Es vergingen Tage; und Nirgal verbrachte fast alle in der Klinik. Eines Nachts kam er von der Küche zurück, als die junge Technikerin über den Korridor auf ihn zugerannt kam, ihn am Arm faßte und sagte: »Los, komm!« Ehe er es sich versah, war er unten in dem Raum und hielt Sax den Kopf. Dessen Atem ging in kurzen Stößen, und alle seine Muskeln waren wie Drähte. Es waren drei Ärzte da und noch einige Techniker. Ein Doktor streckte Nirgal einen Arm entgegen, und die junge Technikerin trat zwischen sie.
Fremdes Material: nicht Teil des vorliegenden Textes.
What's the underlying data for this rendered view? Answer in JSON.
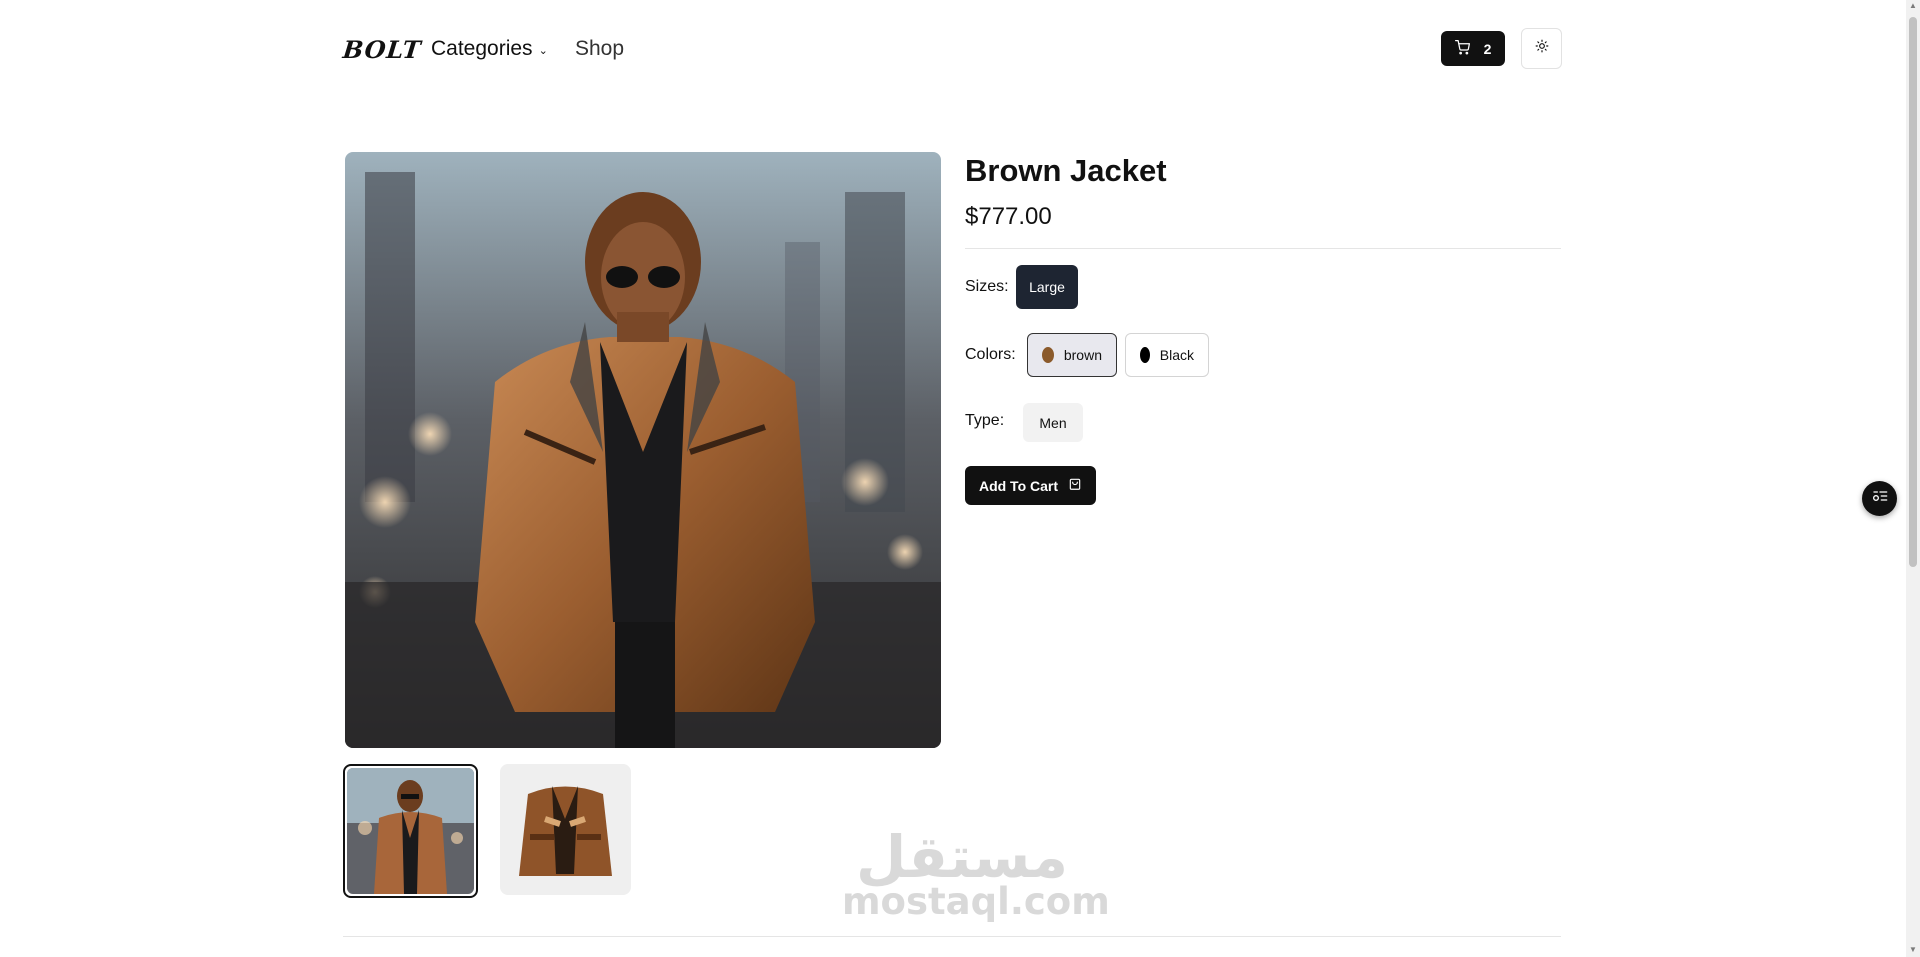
{
  "header": {
    "logo": "BOLT",
    "nav_categories": "Categories",
    "nav_shop": "Shop",
    "cart_count": "2"
  },
  "product": {
    "title": "Brown Jacket",
    "price": "$777.00",
    "sizes_label": "Sizes:",
    "size_selected": "Large",
    "colors_label": "Colors:",
    "colors": [
      {
        "name": "brown",
        "swatch": "#8b5a2b"
      },
      {
        "name": "Black",
        "swatch": "#000000"
      }
    ],
    "type_label": "Type:",
    "type_value": "Men",
    "add_to_cart": "Add To Cart"
  },
  "watermark": {
    "arabic": "مستقل",
    "latin": "mostaql.com"
  },
  "theme": {
    "accent": "#111111",
    "size_selected_bg": "#1e2532"
  }
}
Er fühlte, daß sich in Sax etwas rührte, als ob es fortginge oder wiederkäme — irgendeine Passage. Er ließ in Sax jedes bißchen Viriditas einströmen, das er aufbringen konnte, plötzlich erschrocken und berührt von Erinnerungen an die Klinik in Zygote, wo er mit Simon dagesessen hatte. Der Ausdruck von Simons Gesicht in der Nacht seines Todes. Die Flüssigkeit aus Perfluorkohlenstoff wirbelte in raschen flachen Stößen in Sax hinein und heraus. Nirgal sah zu und dachte an Simon. Seine Hand verlor ihre Wärme, und er konnte sie nicht zurückbringen. Sax würde wissen, wer das mit so warmen Händen war. Falls das etwas ausmachte. Aber das war alles, was er tun konnte … Er strengte sich an und drückte, als ob die Welt einfröre, als ob er nicht nur Sax, sondern auch Simon zurückholen könnte, wenn er heftig genug drückte. »Warum Sax?« sagte er leise in das Ohr bei seiner Hand. »Aber warum? Warum Sax? Warum nur?«
Der Perfluorkohlenstoff sprudelte. In dem übermäßig stark beleuchteten Raum summte es. Die Ärzte arbeiteten an den Maschinen und über Saxens Körper, schauten einander und Nirgal an. Das Wort warum wurde zu einem reinen Ton, einer Art von Gebet. Es verging eine Stunde und noch mehr, langsam und furchtsam, bis sie in eine Art von zeitlosem Zustand verfielen. Nirgal hätte nicht sagen können, ob es Tag oder Nacht war. Bezahlung für unsere Körper, dachte er. Wir bezahlen.